Mildly surprising fact: I’m quite content with the low frequency of posts on this blog, and I realized the explanation was non-obvious. I’ve actually had this post in the works for months now, but as usual something random comes along that brings things into sharp focus. A theme is brewing, dear readers.
Fellow 2K Marin designer Steve Gaynor wrote recently about getting his work out into the world, and how it seems like an endpoint of sorts for all the things he’s written on his blog. A quick aside: the Minerva’s Den DLC for Bioshock 2 was led by Steve, and features many excellent contributions from my wife. Everyone involved with that project has a lot to be proud of. I wasn’t directly involved, so it’s the first piece of Bioshock I’ve ever been able to play unspoiled.

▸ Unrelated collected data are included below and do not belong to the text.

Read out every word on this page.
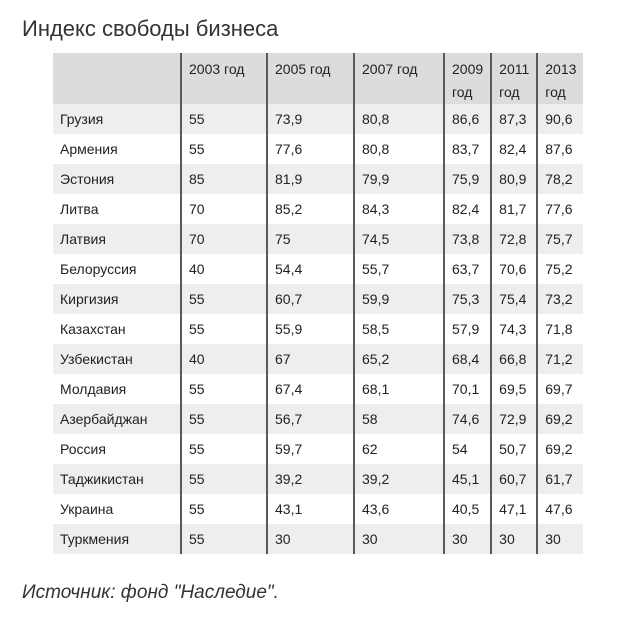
Индекс свободы бизнеса
	2003 год	2005 год	2007 год	2009 год	2011 год	2013 год
Грузия	55	73,9	80,8	86,6	87,3	90,6
Армения	55	77,6	80,8	83,7	82,4	87,6
Эстония	85	81,9	79,9	75,9	80,9	78,2
Литва	70	85,2	84,3	82,4	81,7	77,6
Латвия	70	75	74,5	73,8	72,8	75,7
Белоруссия	40	54,4	55,7	63,7	70,6	75,2
Киргизия	55	60,7	59,9	75,3	75,4	73,2
Казахстан	55	55,9	58,5	57,9	74,3	71,8
Узбекистан	40	67	65,2	68,4	66,8	71,2
Молдавия	55	67,4	68,1	70,1	69,5	69,7
Азербайджан	55	56,7	58	74,6	72,9	69,2
Россия	55	59,7	62	54	50,7	69,2
Таджикистан	55	39,2	39,2	45,1	60,7	61,7
Украина	55	43,1	43,6	40,5	47,1	47,6
Туркмения	55	30	30	30	30	30

Источник: фонд "Наследие".
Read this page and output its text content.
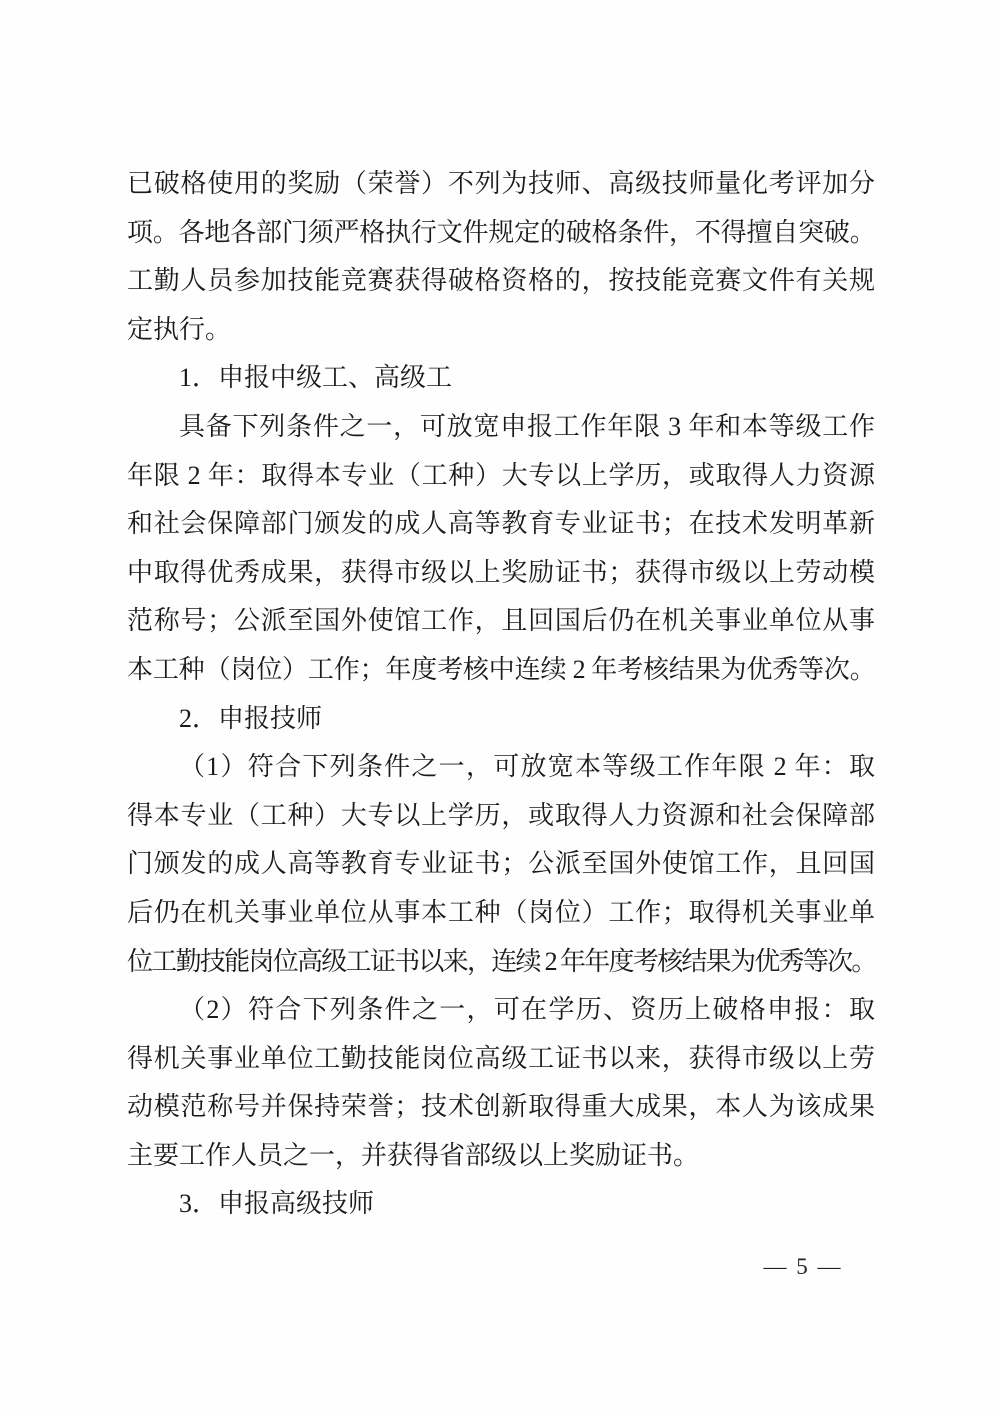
已破格使用的奖励（荣誉）不列为技师、高级技师量化考评加分
项。各地各部门须严格执行文件规定的破格条件，不得擅自突破。
工勤人员参加技能竞赛获得破格资格的，按技能竞赛文件有关规
定执行。
1．申报中级工、高级工
具备下列条件之一，可放宽申报工作年限 3 年和本等级工作
年限 2 年：取得本专业（工种）大专以上学历，或取得人力资源
和社会保障部门颁发的成人高等教育专业证书；在技术发明革新
中取得优秀成果，获得市级以上奖励证书；获得市级以上劳动模
范称号；公派至国外使馆工作，且回国后仍在机关事业单位从事
本工种（岗位）工作；年度考核中连续 2 年考核结果为优秀等次。
2．申报技师
（1）符合下列条件之一，可放宽本等级工作年限 2 年：取
得本专业（工种）大专以上学历，或取得人力资源和社会保障部
门颁发的成人高等教育专业证书；公派至国外使馆工作，且回国
后仍在机关事业单位从事本工种（岗位）工作；取得机关事业单
位工勤技能岗位高级工证书以来，连续 2 年年度考核结果为优秀等次。
（2）符合下列条件之一，可在学历、资历上破格申报：取
得机关事业单位工勤技能岗位高级工证书以来，获得市级以上劳
动模范称号并保持荣誉；技术创新取得重大成果，本人为该成果
主要工作人员之一，并获得省部级以上奖励证书。
3．申报高级技师
— 5 —
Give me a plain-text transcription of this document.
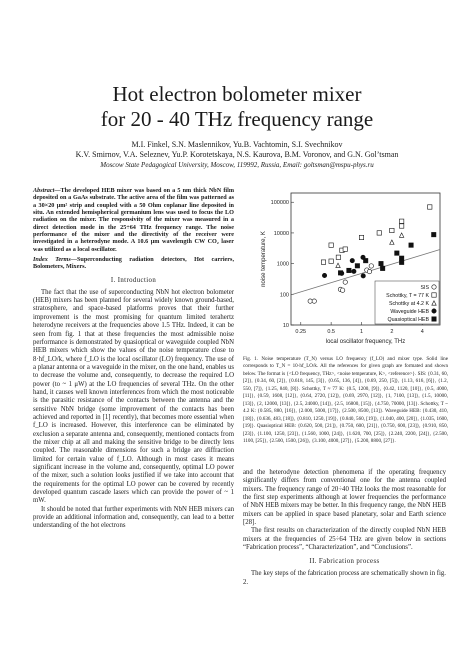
Hot electron bolometer mixer
for 20 - 40 THz frequency range
M.I. Finkel, S.N. Maslennikov, Yu.B. Vachtomin, S.I. Svechnikov
K.V. Smirnov, V.A. Seleznev, Yu.P. Korotetskaya, N.S. Kaurova, B.M. Voronov, and G.N. Gol’tsman
Moscow State Pedagogical University, Moscow, 119992, Russia, Email: goltsman@mspu-phys.ru

Abstract—The developed HEB mixer was based on a 5 nm thick NbN film deposited on a GaAs substrate. The active area of the film was patterned as a 30×20 μm² strip and coupled with a 50 Ohm coplanar line deposited in situ. An extended hemispherical germanium lens was used to focus the LO radiation on the mixer. The responsivity of the mixer was measured in a direct detection mode in the 25÷64 THz frequency range. The noise performance of the mixer and the directivity of the receiver were investigated in a heterodyne mode. A 10.6 μm wavelength CW CO₂ laser was utilized as a local oscillator.

Index Terms—Superconducting radiation detectors, Hot carriers, Bolometers, Mixers.

I. Introduction

The fact that the use of superconducting NbN hot electron bolometer (HEB) mixers has been planned for several widely known ground-based, stratosphere, and space-based platforms proves that their further improvement is the most promising for quantum limited terahertz heterodyne receivers at the frequencies above 1.5 THz. Indeed, it can be seen from fig. 1 that at these frequencies the most admissible noise performance is demonstrated by quasioptical or waveguide coupled NbN HEB mixers which show the values of the noise temperature close to 8·hf_LO/k, where f_LO is the local oscillator (LO) frequency. The use of a planar antenna or a waveguide in the mixer, on the one hand, enables us to decrease the volume and, consequently, to decrease the required LO power (to ~ 1 μW) at the LO frequencies of several THz. On the other hand, it causes well known interferences from which the most noticeable is the parasitic resistance of the contacts between the antenna and the sensitive NbN bridge (some improvement of the contacts has been achieved and reported in [1] recently), that becomes more essential when f_LO is increased. However, this interference can be eliminated by exclusion a separate antenna and, consequently, mentioned contacts from the mixer chip at all and making the sensitive bridge to be directly lens coupled. The reasonable dimensions for such a bridge are diffraction limited for certain value of f_LO. Although in most cases it means significant increase in the volume and, consequently, optimal LO power of the mixer, such a solution looks justified if we take into account that the requirements for the optimal LO power can be covered by recently developed quantum cascade lasers which can provide the power of ~ 1 mW.

It should be noted that further experiments with NbN HEB mixers can provide an additional information and, consequently, can lead to a better understanding of the hot electrons

0.25	0.5	1	2	4
10
100
1000
10000
100000
local oscillator frequency, THz
noise temperature, K
SIS
Schottky, T = 77 K
Schottky at 4.2 K
Waveguide HEB
Quasioptical HEB

Fig. 1. Noise temperature (T_N) versus LO frequency (f_LO) and mixer type. Solid line corresponds to T_N = 10·hf_LO/k. All the references for given graph are formated and shown below. The format is {<LO frequency, THz>, <noise temperature, K>, <reference>}. SIS: {0.31, 60, [2]}, {0.34, 60, [2]}, {0.618, 145, [3]}, {0.65, 136, [4]}, {0.69, 250, [5]}, {1.13, 616, [6]}, {1.2, 550, [7]}, {1.25, 840, [8]}. Schottky, T ≈ 77 K: {0.5, 1200, [9]}, {0.42, 1120, [10]}, {0.5, 4000, [11]}, {0.59, 1608, [12]}, {0.64, 2720, [12]}, {0.69, 2970, [12]}, {1, 7100, [13]}, {1.5, 10000, [13]}, {2, 12000, [13]}, {2.5, 24000, [14]}, {2.5, 16800, [15]}, {4.750, 70000, [13]}. Schottky, T ~ 4.2 K: {0.585, 880, [16]}, {2.000, 5000, [17]}, {2.500, 8500, [13]}. Waveguide HEB: {0.430, 410, [18]}, {0.636, 483, [18]}, {0.810, 1250, [19]}, {0.840, 560, [19]}, {1.040, 400, [20]}, {1.035, 1600, [19]}. Quasioptical HEB: {0.620, 500, [21]}, {0.750, 600, [21]}, {0.750, 600, [23]}, {0.910, 850, [23]}, {1.100, 1250, [23]}, {1.560, 1000, [24]}, {1.620, 700, [25]}, {2.240, 2200, [24]}, {2.500, 1100, [25]}, {2.500, 1500, [26]}, {3.100, 4000, [27]}, {5.200, 8800, [27]}.

and the heterodyne detection phenomena if the operating frequency significantly differs from conventional one for the antenna coupled mixers. The frequency range of 20÷40 THz looks the most reasonable for the first step experiments although at lower frequencies the performance of NbN HEB mixers may be better. In this frequency range, the NbN HEB mixers can be applied in space based planetary, solar and Earth science [28].

The first results on characterization of the directly coupled NbN HEB mixers at the frequencies of 25÷64 THz are given below in sections “Fabrication process”, “Characterization”, and “Conclusions”.

II. Fabrication process

The key steps of the fabrication process are schematically shown in fig. 2.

I find it interesting where the ideas in Minerva’s Den overlap (or don’t) with Steve’s writing. I’ve worked with him for a few years now, but when I played the DLC and especially the level he was the primary implementor on, I felt like I finally understood deeply what makes him tick as a designer.
Thus, my main point: I grow increasingly convinced that game designers who blog have an obligation to validate their theory with practice.
An ounce of playable game is worth a pound of even passionate, lyrical, incisive critical/analytical writing. Jon Blow gave several talks about the state of game design in the years before he released Braid, and at the time some people questioned his credibility. Ultimately it was the finished work that made it clear he practices what he preaches. This is the standard I strive for.
Tiny games from prolific indies such as Stephen Lavelle have said more to me in the past year than reams of brilliant writing. Some of my favorite pieces of academic writing and journalism come from folks like Ian Bogost and Kieron Gillen, who have waded into the painful mess of actual game development to further understand the medium.
In a field like game design, the process of making a thing helps us crystallize our thoughts on the ideas surrounding that thing, while the inverse is not always true. Purity taught me so much that I have not yet had the time to write about. After de-making Arcadia, I found it very easy to finally distill the insights I’d long understood about Doom’s design. Even though it’s not a game, the process of creating the Ultima IV map viewer helped immerse me in the fidelity constraints of ancient games that first inspired me to think about imaginative play.
For several months now, I’ve had a post about non-combat game mechanics in the works, and I realized that my call for deeper exploration of this subject by the industry at large was almost worthless without examples, without some small act of leadership – given their relative scarcity, I owe it to my subject to provide a credible thrust in the intended direction. So I’ve been working on a series of prototypes for Popular, a high school social simulation. I know that once I have it in a playable state, the post will likely come easily and be much richer for it.
This is a practice I would strongly encourage of other designers. The process of getting a game made is full of messy, illusion-shattering realities – things you would never guess existed if you sit and write, as I did for many years, content to hone your theory under the mistaken assumption that when you have found the perfect theory you can make the perfect game. No game is perfect – any viable design approach works backwards from that inevitability.
So for the future: fewer posts, more things to play. I’m still not a very good programmer – my goal in doing it has always been to ensure that the things within my reach as a designer are within my grasp as a creator. That’s really what all this is about. Best of luck to others on this road with me.